A report published today by the Centre for Mental Health has found that new ways of working are needed to address inequalities in mental health research. Durham-based medical humanities project Hearing the Voice has been featured as an excellent example of how to 'do things differently'.
'Fit for purpose? Addressing inequities in mental health research exacerbated by Covid-19' calls for systematic change in the way mental health research is planned, funded and delivered in the wake of the pandemic. It urges researchers and funding bodies to ensure wider representation of groups and communities that have been silenced or overlooked (e.g. racialised communities), direct resources towards areas aimed at tackling mental health inequalities, and expand the range of people and organisations that can receive research funding. Crucially, the report also highlights the urgent need to find ways to bring together and value different types of knowledge in the production of evidence to inform mental health policy and practice.

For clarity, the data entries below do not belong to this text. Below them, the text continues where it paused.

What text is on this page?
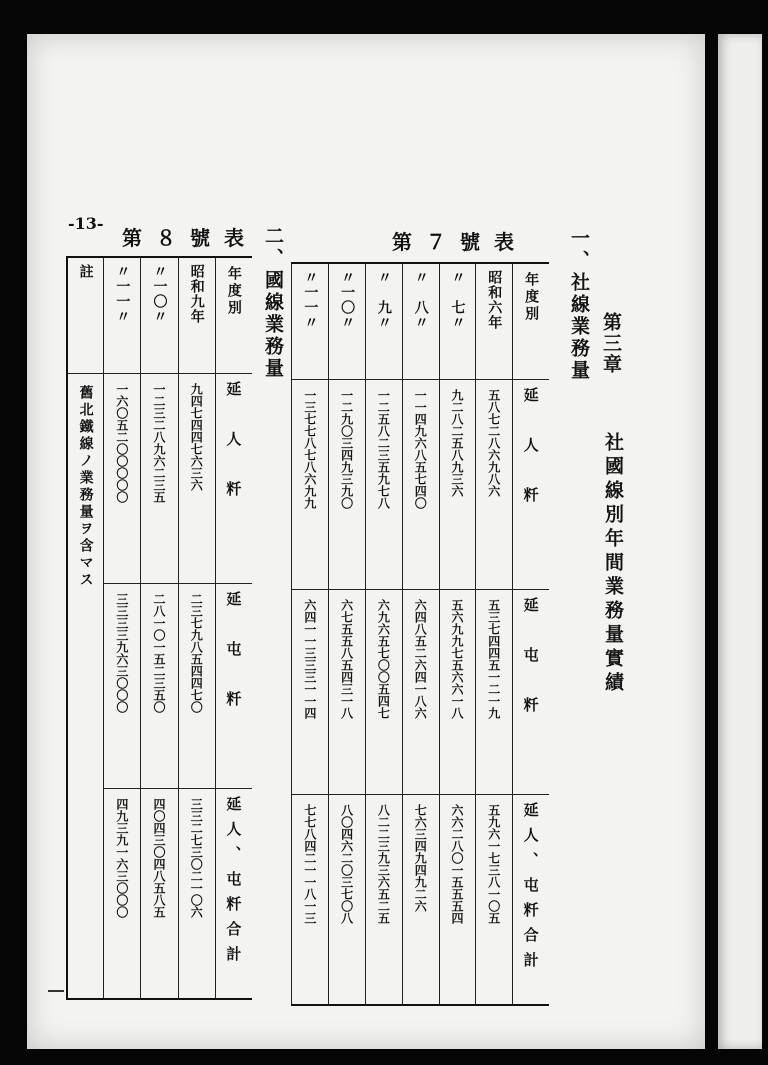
第三章
社國線別年間業務量實績
一、社線業務量
二、國線業務量	第７號表
第８號表
-13-
年度別
延　人　粁
延　屯　粁
延人、屯粁合計
昭和六年
五八七二八六九八六
五三七四四五一二一九
五九六一七三八一〇五
〃　七〃
九二八二五八九三六
五六九九七五六六一八
六六二八〇一五五五四
〃　八〃
一一四九六八五七四〇
六四八五二六四一八六
七六三四九四九二六
〃　九〃
一二五八二三五九七八
六九六五七〇〇五四七
八二二三九三六五二五
〃一〇〃
一二九〇三四九三九〇
六七五五八五四三一八
八〇四六二〇三七〇八
〃一一〃
一三七七八七八六九九
六四一一三三三一一四
七七八四二一一八一三
年度別
延　人　粁
延　屯　粁
延人、屯粁合計
昭和九年
九四七四四七六三六
二三七九八五四四七〇
三三二七三〇二一〇六
〃一〇〃
一二三二八九六二三五
二八一〇一五二三五〇
四〇四三〇四八五八五
〃一一〃
一六〇五二〇〇〇〇〇
三三三三九六三〇〇〇
四九三九一六三〇〇〇
註
舊北鐵線ノ業務量ヲ含マス
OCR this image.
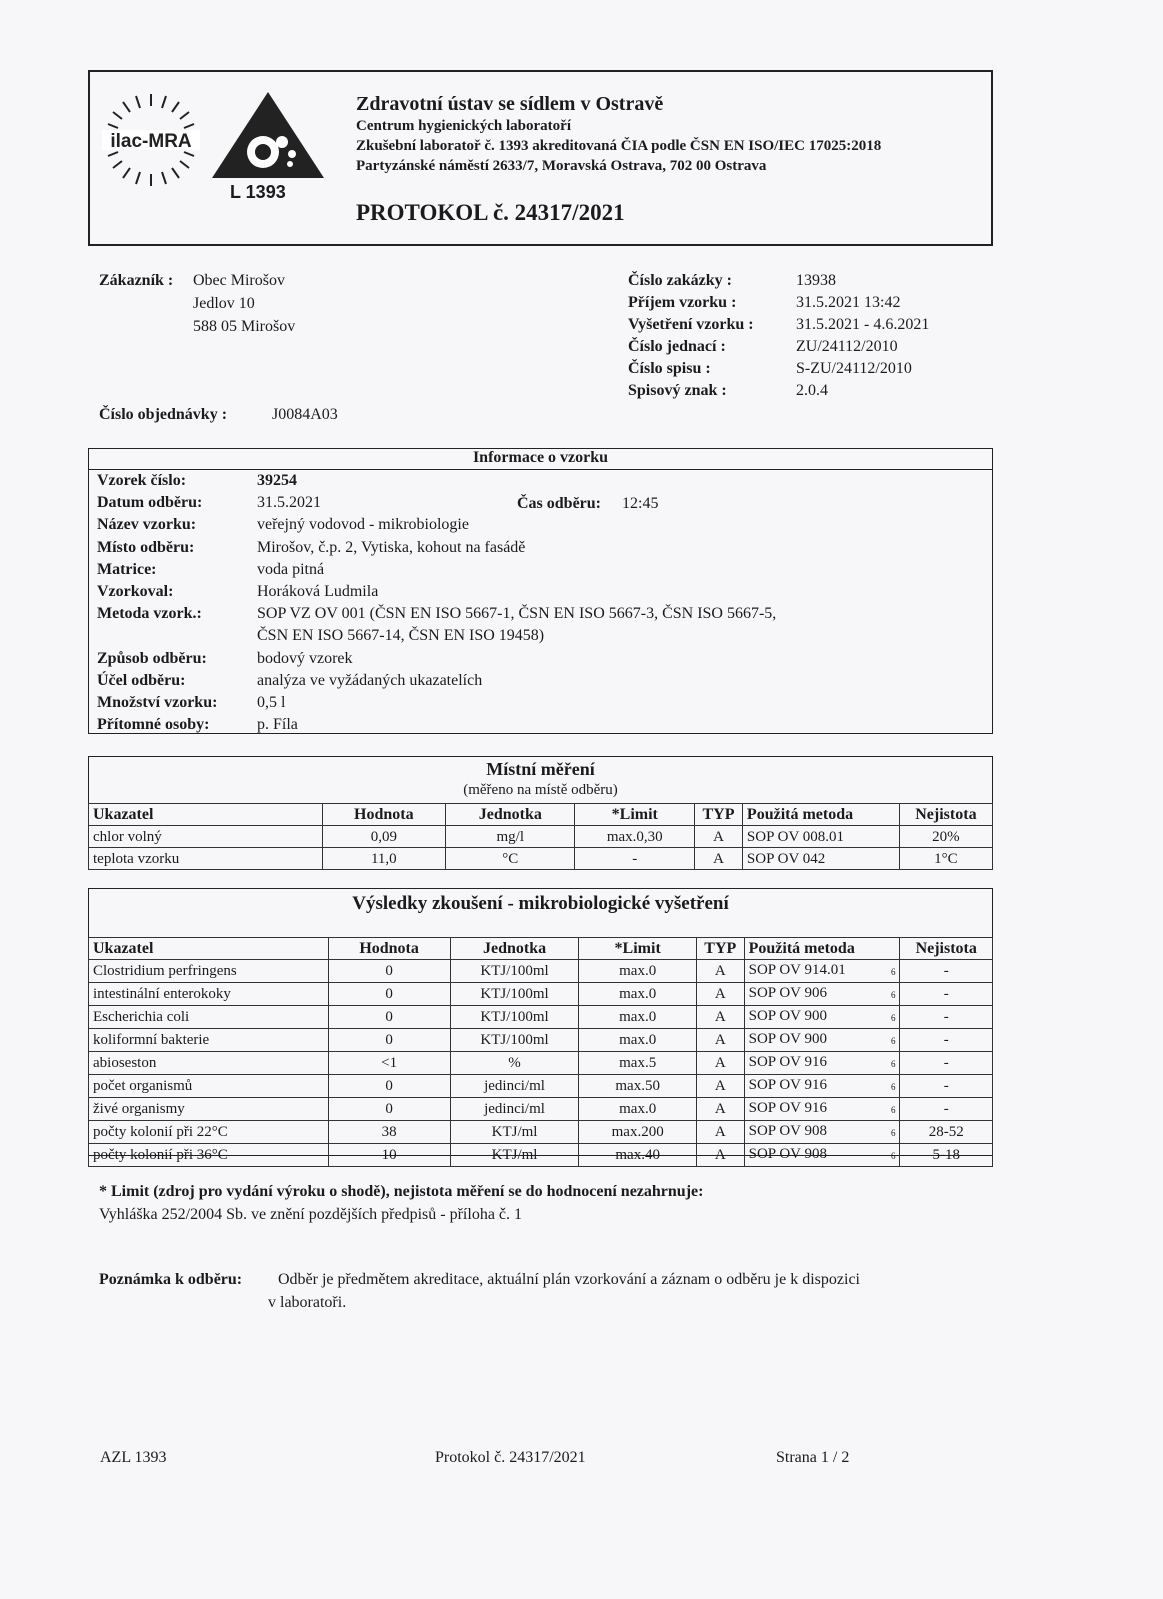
ilac-MRA
L 1393
Zdravotní ústav se sídlem v Ostravě
Centrum hygienických laboratoří
Zkušební laboratoř č. 1393 akreditovaná ČIA podle ČSN EN ISO/IEC 17025:2018
Partyzánské náměstí 2633/7, Moravská Ostrava, 702 00 Ostrava
PROTOKOL č. 24317/2021
Zákazník : Obec Mirošov
Jedlov 10
588 05 Mirošov
Číslo objednávky :	J0084A03
Číslo zakázky :	13938
Příjem vzorku :	31.5.2021 13:42
Vyšetření vzorku :	31.5.2021 - 4.6.2021
Číslo jednací :	ZU/24112/2010
Číslo spisu :	S-ZU/24112/2010
Spisový znak :	2.0.4
Informace o vzorku
Vzorek číslo:	39254
Datum odběru:	31.5.2021
Název vzorku:	veřejný vodovod - mikrobiologie
Místo odběru:	Mirošov, č.p. 2, Vytiska, kohout na fasádě
Matrice:	voda pitná
Vzorkoval:	Horáková Ludmila
Metoda vzork.:	SOP VZ OV 001 (ČSN EN ISO 5667-1, ČSN EN ISO 5667-3, ČSN ISO 5667-5,
ČSN EN ISO 5667-14, ČSN EN ISO 19458)
Způsob odběru:	bodový vzorek
Účel odběru:	analýza ve vyžádaných ukazatelích
Množství vzorku: 0,5 l
Přítomné osoby:	p. Fíla
Čas odběru: 12:45
Místní měření
(měřeno na místě odběru)
Ukazatel	Hodnota	Jednotka	*Limit	TYP	Použitá metoda	Nejistota
chlor volný	0,09	mg/l	max.0,30	A	SOP OV 008.01	20%
teplota vzorku	11,0	°C	-	A	SOP OV 042	1°C
Výsledky zkoušení - mikrobiologické vyšetření
Ukazatel	Hodnota	Jednotka	*Limit	TYP	Použitá metoda	Nejistota
Clostridium perfringens	0	KTJ/100ml	max.0	A	SOP OV 914.01 6	-
intestinální enterokoky	0	KTJ/100ml	max.0	A	SOP OV 906 6	-
Escherichia coli	0	KTJ/100ml	max.0	A	SOP OV 900 6	-
koliformní bakterie	0	KTJ/100ml	max.0	A	SOP OV 900 6	-
abioseston	<1	%	max.5	A	SOP OV 916 6	-
počet organismů	0	jedinci/ml	max.50	A	SOP OV 916 6	-
živé organismy	0	jedinci/ml	max.0	A	SOP OV 916 6	-
počty kolonií při 22°C	38	KTJ/ml	max.200	A	SOP OV 908 6	28-52
počty kolonií při 36°C	10	KTJ/ml	max.40	A	SOP OV 908 6	5-18
* Limit (zdroj pro vydání výroku o shodě), nejistota měření se do hodnocení nezahrnuje:
Vyhláška 252/2004 Sb. ve znění pozdějších předpisů - příloha č. 1
Poznámka k odběru: Odběr je předmětem akreditace, aktuální plán vzorkování a záznam o odběru je k dispozici
v laboratoři.
AZL 1393	Protokol č. 24317/2021	Strana 1 / 2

Hearing the Voice features in the report as particularly strong example of how this last objective might be achieved. Hearing the Voice is a large interdisciplinary medical humanities project into voice hearing which has been funded by the Wellcome Trust since 2012. This project places lived experience at the forefront of a programme of work that sees researchers from anthropology, cognitive neuroscience, literary studies, history, linguistics, medical humanities, philosophy, psychology, religious studies and theology working closely with voice-hearers, their families, mental health professionals, artists and activists. Through combining these different perspectives, they have challenged the idea that hearing voices is a symptom of pathology and transformed academic, clinical and public understandings of what the experience is like, how it arises, and what it means. In addition to its published academic outputs, Hearing the Voice has developed a digital health intervention for use in psychosis services, mounted the world’s first major exhibition on hearing voices, and produced Understanding Voices, the most comprehensive website to support voice-hearers, their allies and mental health professionals.